Oh and everyone who thinks the instructor has any control over whether Bb works properly or not is politely invited to . . . what's a polite way of telling someone to shut it?
When I upload things in Bb, I don't trust the little "successfully uploaded" screen, so I also check myself to make sure they're there. At least five times a semester, students will say to me, "No, it's not there!" I'll look, and sure enough the handout or PPT or whatever will have mysteriously disappeared since the previous day.
My theory is that whoever owns Bb gets bored occasionally and runs a process to delete everything uploaded in the last 2 hours, or whatever.
This unreliability is why I don't have students turn in assignments in Bb, take tests there, et al.
Good luck pry!
I would wonder if the issue is possibly something with whoever's running Bb at your university? So far, I've never had problems with Bb that weren't somehow caused by user error, but we've got a pretty strong and proactive bunch of technicians running everything. The one exception was a university-wide difficulty with assignment formatting last summer, and the tech people knew that it was their fault for doing something weird with an update, so they were able to tell us all how to get around it.

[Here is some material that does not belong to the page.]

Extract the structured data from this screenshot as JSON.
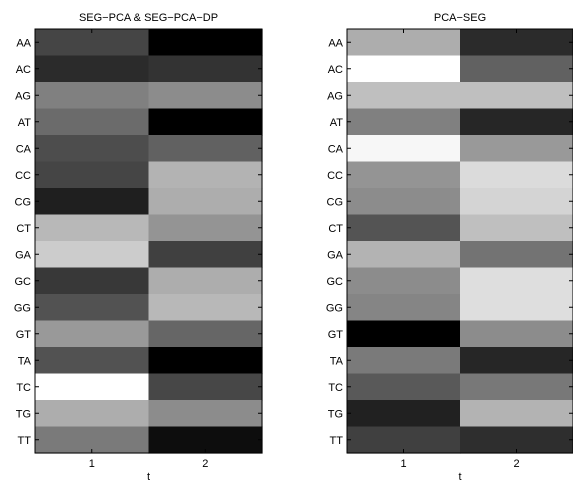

If a Blackboard course has no tech experience prerequisites, it should address the expectations in a simple manner. In your case, your instructor should have posted instructions saying to click on the appropriate icon. You should not be expected to be an expert in the software. That is the instructor's job. It's like telling students to turn in a paper, but refusing to tell them the classroom or office number. It's ridiculous.
Okay, this is where we disagree. I do NOT believe it is my job as the instructor to walk students know the technology, the university is requiring I use in online teaching. As an instructor, I am hired for my expertise in my subject (which is not CMS). I will gladly point students to university-wide tutorials on the CMS, but if there are no university-wide tutorials, then the students will need to figure this out themselves.
But then, I also don't need to tell students the classroom name and number of my course either. It appears on their course registration and its their job to find the classroom by the first day of class.
Hmm . . . I don't think it's exactly our job to walk students through the technology, but it is our responsibility to be able to explain to students how to use the functions that we expect them to use. From what I've seen, many universities just kind of decide that CMS is a GREAT idea and drop it in with barely any training for instructors, and no training for students. So unless you can figure it out and explain it to students, why is it fair to expect them to use it successfully? This is why I never make use of CMS functions I don't understand . . . I just don't want to get caught in that bind.